News stories have a basic formula of five W's — tell the reader who, what, when, where and why. When it comes to writing about Microsoft Live, the first W is easy. Forget industry consortia, partnerships or cross-company agreements: this is Microsoft and nothing but.

It then gets harder. What is Microsoft Live, exactly? If you look at the beta Web site, it's a mildly customisable portal that knows a bit about RSS and is nigh identical to another Microsoft initiative that has slumbered unnoticed on the Web for around a year. The rest is Windows Live, which is largely MSN services rebranded and "user-centered", and Office Live, which isn't Office.

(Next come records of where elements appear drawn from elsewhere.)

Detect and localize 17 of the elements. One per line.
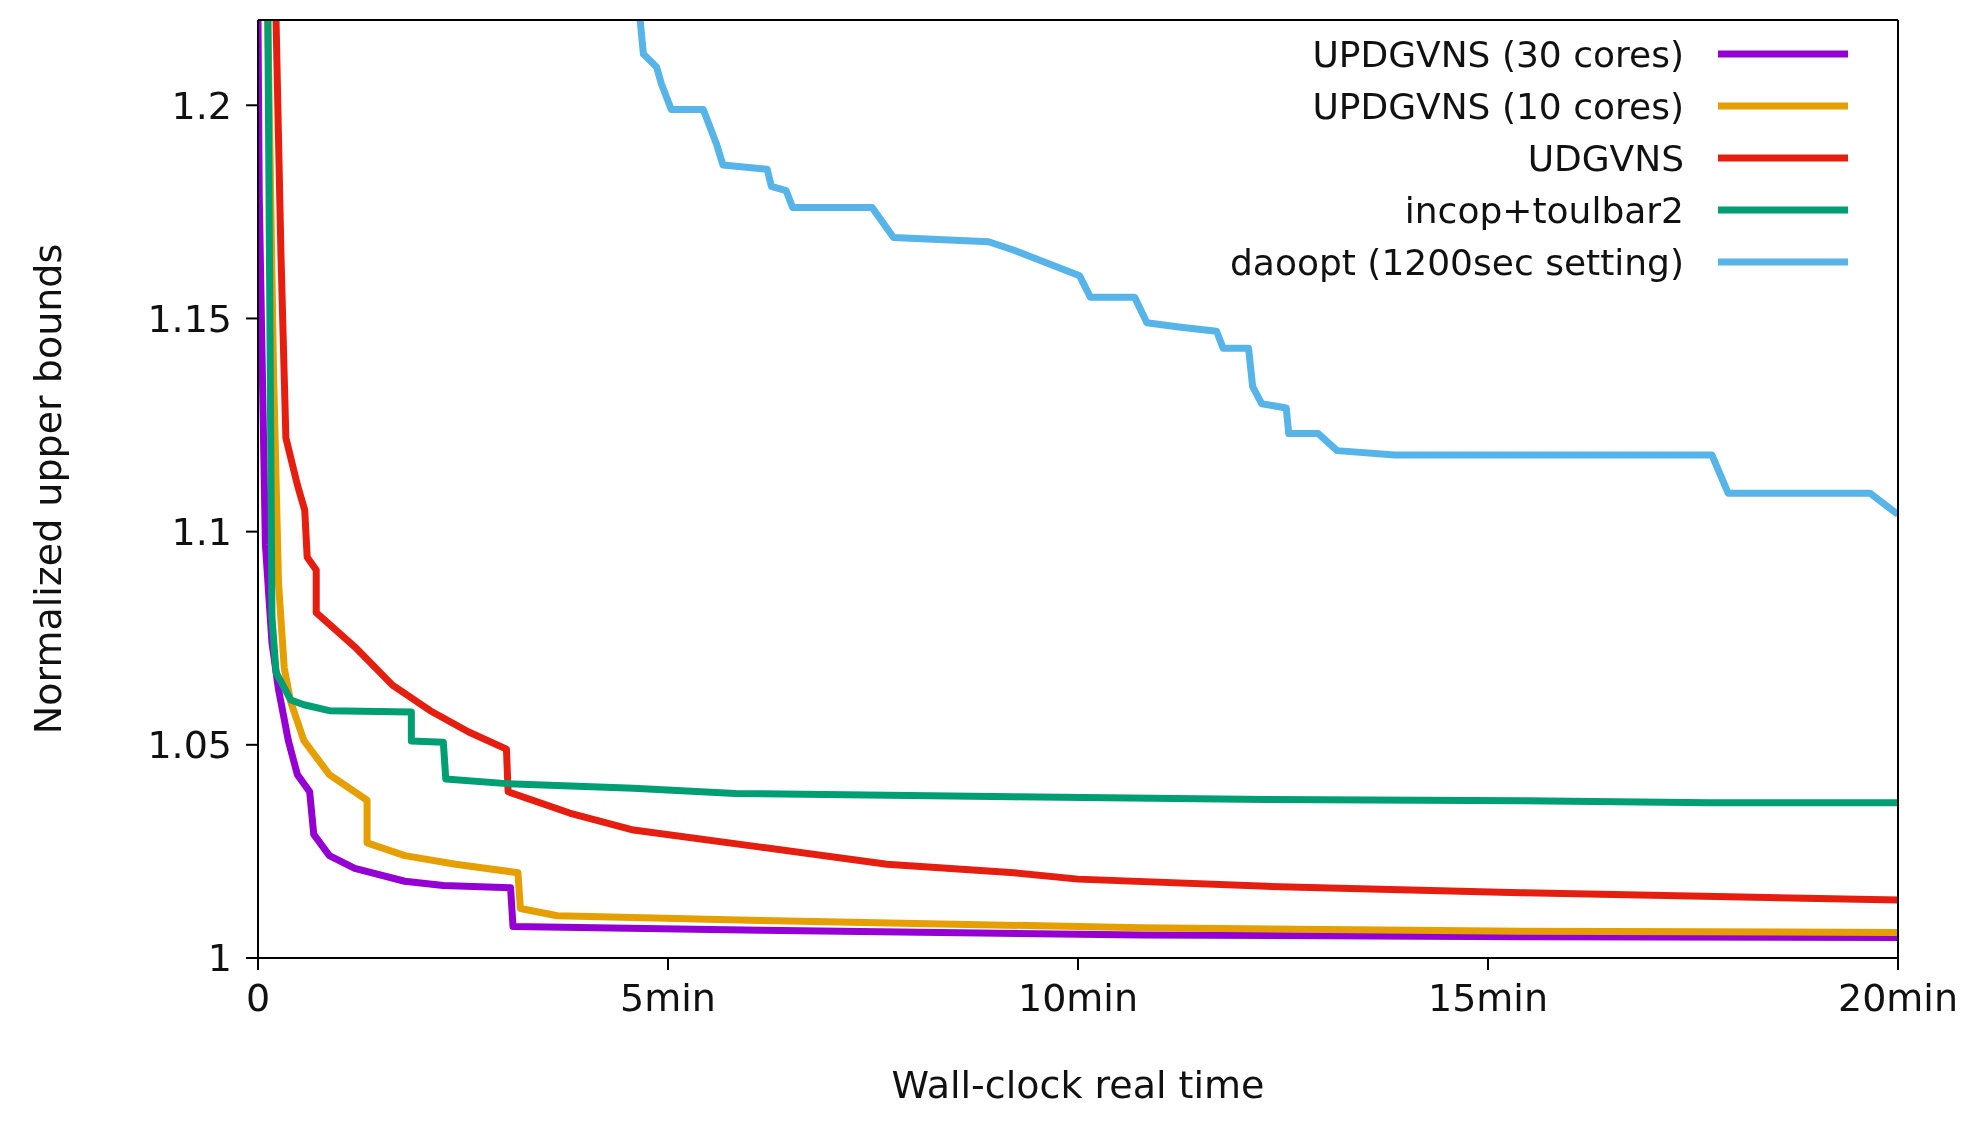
y-axis-title: Normalized upper bounds bbox=[26, 243, 71, 735]
y-tick-label: 1.05 bbox=[147, 723, 232, 768]
y-tick-label: 1 bbox=[207, 936, 232, 981]
legend-label: UDGVNS bbox=[1523, 137, 1688, 179]
x-tick-label: 20min bbox=[1837, 975, 1959, 1020]
x-tick-label: 0 bbox=[245, 975, 271, 1020]
legend-label: incop+toulbar2 bbox=[1400, 189, 1688, 231]
y-tick-label: 1.15 bbox=[147, 296, 232, 341]
x-tick-label: 5min bbox=[620, 975, 716, 1020]
legend-label: daoopt (1200sec setting) bbox=[1225, 241, 1688, 283]
legend-label: UPDGVNS (30 cores) bbox=[1308, 33, 1688, 75]
x-axis-title: Wall-clock real time bbox=[891, 1063, 1265, 1107]
y-tick-label: 1.2 bbox=[171, 83, 232, 128]
legend-label: UPDGVNS (10 cores) bbox=[1308, 85, 1688, 127]
x-tick-label: 15min bbox=[1427, 975, 1549, 1020]
y-tick-label: 1.1 bbox=[171, 510, 232, 555]
x-tick-label: 10min bbox=[1017, 975, 1139, 1020]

Is it on-demand services? Microsoft Live's platform manager Charles Fitzgerald doesn't like that term. "I don't know whether they are talking about the crazy, IBM approach... Then my cable company talks about on-demand, when I can get video on-demand. It's not a super-useful term for me." Nobody else in the industry has a problem with it but in the Microsoft Live world, there is nobody else in the industry.

Or is there? Bill Gates says that Live's not about "running Windows or Office", but when he showed a picture of the Microsoft vision for Live, 'other devices' consisted of an antiquated Macintosh and last year's Blackberry cowering in a tiny corner under an assault of "Microsoft-based Devices". Fitzgerald is even more dismissive: "There are other classes of devices that aren't running Windows software, tragically..." and open source is "largely irrelevant". On the other hand, "... the footprint of what people think of as Office is just going to grow and grow." At least that takes care of the "why".

When and where — well, with Microsoft the when can be hard to pin down. "Shortly" in the case of Windows Live and "early next year" for Office Live. Where? Online, of course.

You remember online. It's that place where Yahoo and Google and Salesforce.com and all the rest have been offering products and portals and, yes, on-demand services, without calling your choices tragic or largely irrelevant or crazy. You may care to keep it that way.

It's the place where you get to decide who, what, why, when and where — and if you don't choose to swallow the entire Live story whole, it's the place where the news for Microsoft may not be a story it wants to hear.